Excitatory/Inhibitory Synaptic Imbalance Leads to Hippocampal Hyperexcitability in Mouse Models of Tuberous Sclerosis

• Tsc1 KO cultures are hyperactive despite tonic engagement of homeostatic plasticity
• Changes in intrinsic and synaptic excitability do not account for the hyperactivity
• Loss of Tsc1 reduces inhibitory synapse function, leading to increased E/I balance
• Rapamycin restores network hyperactivity in vitro and E/I balance in vivo

SummaryNeural circuits are regulated by activity-dependent feedback systems that tightly control network excitability and which are thought to be crucial for proper brain development. Defects in the ability to establish and maintain network homeostasis may be central to the pathogenesis of neurodevelopmental disorders.
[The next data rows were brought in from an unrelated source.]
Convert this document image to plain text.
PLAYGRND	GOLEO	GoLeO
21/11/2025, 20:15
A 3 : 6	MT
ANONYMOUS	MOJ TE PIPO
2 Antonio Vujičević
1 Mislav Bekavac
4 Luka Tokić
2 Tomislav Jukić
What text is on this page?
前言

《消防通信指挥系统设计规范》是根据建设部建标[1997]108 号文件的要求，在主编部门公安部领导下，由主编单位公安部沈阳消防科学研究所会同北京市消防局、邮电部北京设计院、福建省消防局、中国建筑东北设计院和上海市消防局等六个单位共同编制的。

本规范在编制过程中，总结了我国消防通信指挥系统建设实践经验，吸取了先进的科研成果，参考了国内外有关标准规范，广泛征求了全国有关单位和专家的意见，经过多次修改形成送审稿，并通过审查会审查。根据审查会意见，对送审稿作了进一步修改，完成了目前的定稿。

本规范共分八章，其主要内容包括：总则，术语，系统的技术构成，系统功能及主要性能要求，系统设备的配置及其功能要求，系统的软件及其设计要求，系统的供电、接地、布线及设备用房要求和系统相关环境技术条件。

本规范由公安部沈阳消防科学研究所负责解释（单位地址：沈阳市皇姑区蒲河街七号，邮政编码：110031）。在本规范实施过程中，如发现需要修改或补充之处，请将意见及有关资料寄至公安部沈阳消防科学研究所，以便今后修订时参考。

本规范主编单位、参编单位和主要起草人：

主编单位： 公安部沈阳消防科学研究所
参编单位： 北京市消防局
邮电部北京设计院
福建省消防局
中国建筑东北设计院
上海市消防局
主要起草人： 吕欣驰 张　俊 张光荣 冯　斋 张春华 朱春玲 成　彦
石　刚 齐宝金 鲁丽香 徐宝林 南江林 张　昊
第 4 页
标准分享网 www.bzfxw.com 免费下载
Here, we examine the function of the tuberous sclerosis complex (TSC)-mTOR signaling pathway, a common target of mutations associated with epilepsy and autism spectrum disorder, in regulating activity-dependent processes in the mouse hippocampus. We find that the TSC-mTOR pathway is a central component of a positive feedback loop that promotes network activity by repressing inhibitory synapses onto excitatory neurons. In Tsc1 KO neurons, weakened inhibition caused by deregulated mTOR alters the balance of excitatory and inhibitory synaptic transmission, leading to hippocampal hyperexcitability. These findings identify the TSC-mTOR pathway as a regulator of neural network activity and have implications for the neurological dysfunction in disorders exhibiting deregulated mTOR signaling.